Joseph. — Qu’est ce qui a fourré ce bouquet dans le Sauterne ?

Paginet. — Dans le Sauterne !

Dardillon. — C’était du Sauterne ! J’avais pris ça pour de l’eau.

Paginet. — C’est agréable !… une bouteille perdue !… Est-ce qu’il reste du vin blanc ici ?

Joseph. — Non, monsieur, il n’y en a qu’à la cave.

Paginet. — Allons, bon !

Dardillon. — Monsieur, je vous demande pardon, mais j’étais si heureux de la décoration de madame Paginet que je n’ai pas fait attention !

Paginet. — Je ne vous dis pas que vous n’étiez pas heureux !… mais enfin, on regarde où on fourre ses bouquets !… Comme c’est amusant, je vais être obligé de prendre du vin rouge… et mon médecin me le défend !… Allons ! passez les côtelettes !

Madame Paginet, se servant dans le plat que Joseph lui présente. — Ah ! Joseph ! Elles sont bien noires vos côtelettes !

Paginet. — Voyons ! (On les lui montre.) Mais elles ne sont pas mangeables ! Vous en ferez mes compliments à la cuisinière !… si c’est ça qu’elle nous sert !…

Joseph. — Oh ! ce n’est pas de sa faute !

Paginet. — Comment ! Ça n’est pas de sa faute ?

Joseph. — Monsieur, elle a été si heureuse de la décoration de Madame !

Paginet. — Eh bien ! quoi ! "elle a été heureuse", ce n’est pas une raison pour faire tout de travers ! Sapristi ! vous avez le bonheur malheureux, vous autres ! (Il se sert en maugréant.)

Joseph sort.

Madame Paginet. — Ah, bien ! pour une fois, tu peux l’excuser !

Plumarel. — Et puis, elles ne sont pas si brûlées que ça ! Tenez, l’intérieur !

Paginet. — Vous avez de la chance si vous pouvez manger ça !… (À madame Paginet.) Qu’est-ce qu’il y a après ça ?

Madame Paginet. — Des pommes de terre à la Béchamel.

Paginet, à Joseph qui entre avec un plat et un gâteau. — Ah ! ce sont les pommes de terre ?

Joseph — Oui, monsieur.
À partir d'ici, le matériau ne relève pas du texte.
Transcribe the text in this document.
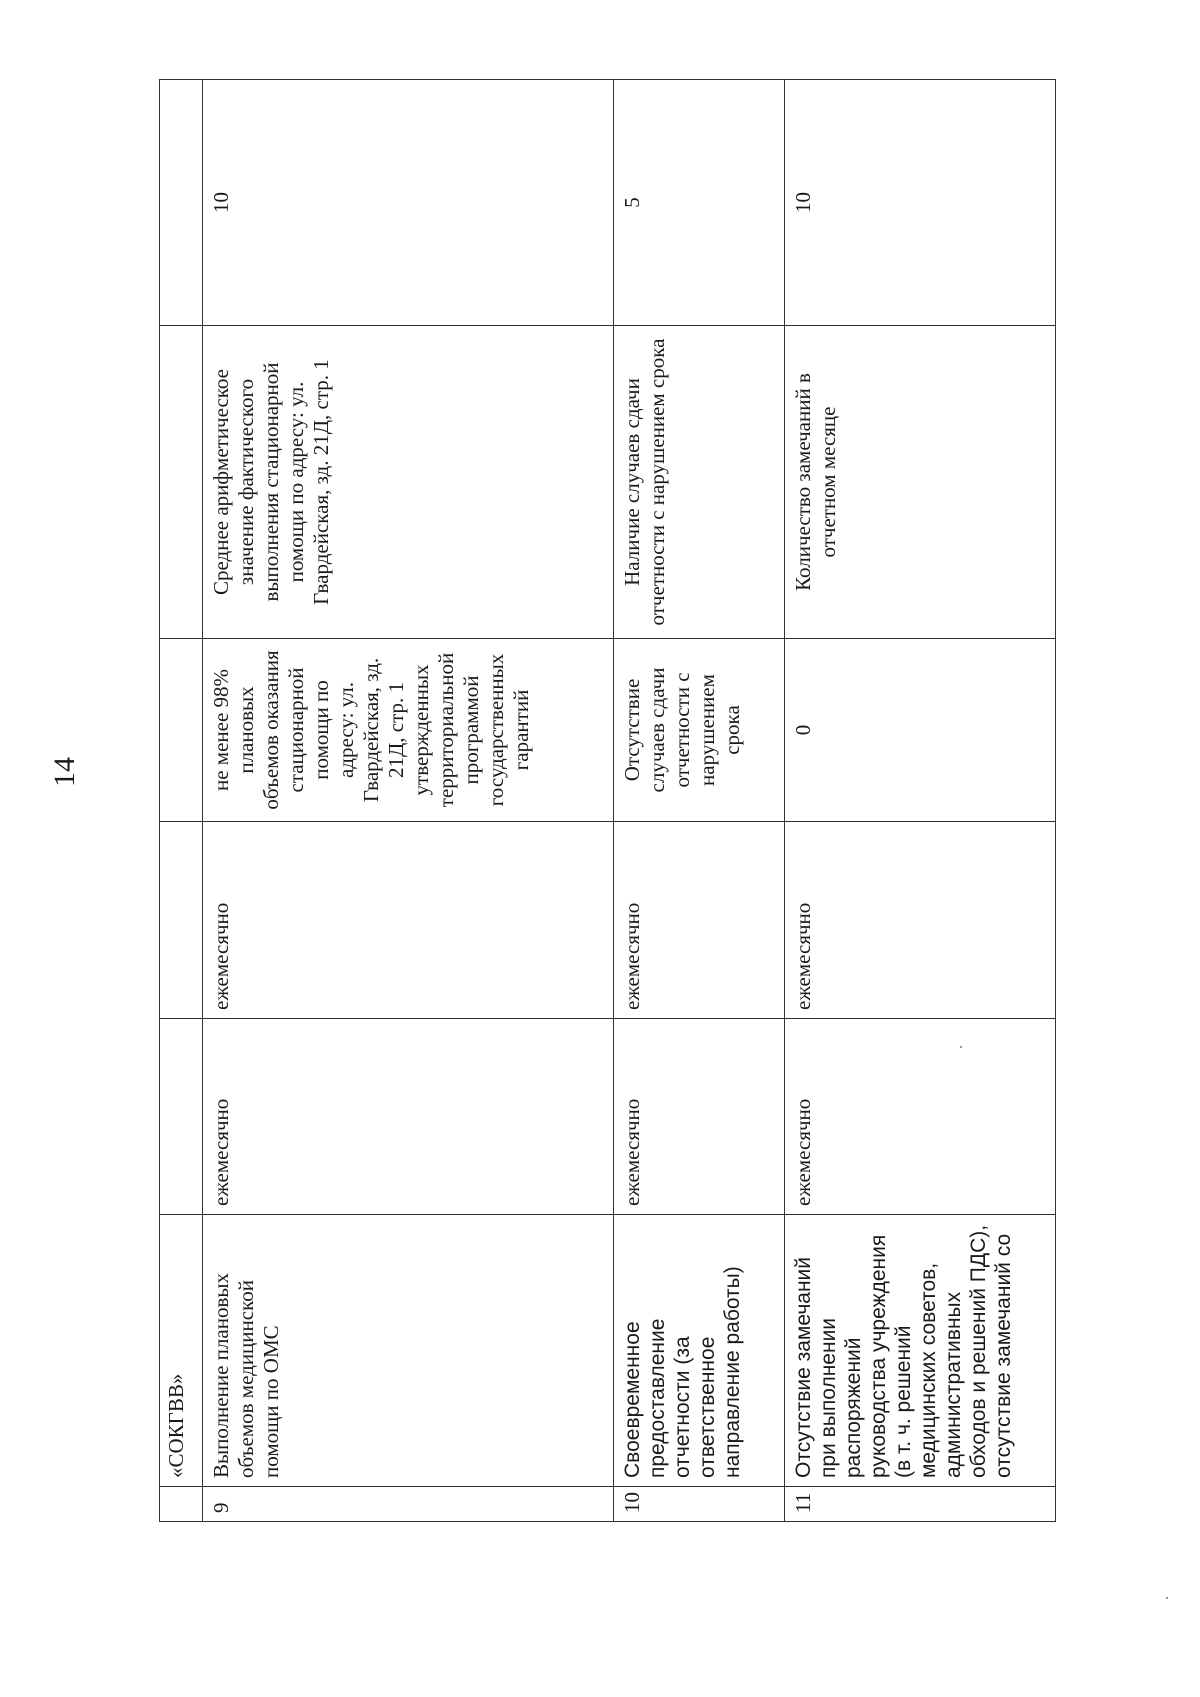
14
	«СОКГВВ»					
9	Выполнение плановых объемов медицинской помощи по ОМС	ежемесячно	ежемесячно	не менее 98% плановых объемов оказания стационарной помощи по адресу: ул. Гвардейская, зд. 21Д, стр. 1 утвержденных территориальной программой государственных гарантий	Среднее арифметическое значение фактического выполнения стационарной помощи по адресу: ул. Гвардейская, зд. 21Д, стр. 1	10
10	Своевременное предоставление отчетности (за ответственное направление работы)	ежемесячно	ежемесячно	Отсутствие случаев сдачи отчетности с нарушением срока	Наличие случаев сдачи отчетности с нарушением срока	5
11	Отсутствие замечаний при выполнении распоряжений руководства учреждения (в т. ч. решений медицинских советов, административных обходов и решений ПДС), отсутствие замечаний со	ежемесячно	ежемесячно	0	Количество замечаний в отчетном месяце	10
Et voilà un gâteau dont le boulanger fait cadeau à Madame.

Tous. — Ah !

Madame Paginet. — Ah ! le beau gâteau !

Simone. — Et il y a quelque chose d’écrit.

Dardillon. — C’est vrai ! En sucre !

Madame Paginet, lisant. — "Vive madame Paginet, Chevalier de la Légion d’Honneur" Ah ! voilà une attention.

Plumarel. — Je suis sûr que c’est la première fois que vous voyez votre nom en sucre.

Madame Paginet. — Je l’avoue.

Joseph. — Le boulanger m’a chargé de dire à Madame qu’il avait été bien heureux.

Paginet, entre ses dents. — Voilà le refrain !

Joseph. — Il a été surtout heureux, parce que si Madame n’avait pas été nommée, le gâteau lui serait resté pour compte. Il l’avait fait d’abord pour Monsieur. Alors il n’a eu qu’à changer Monsieur en Madame.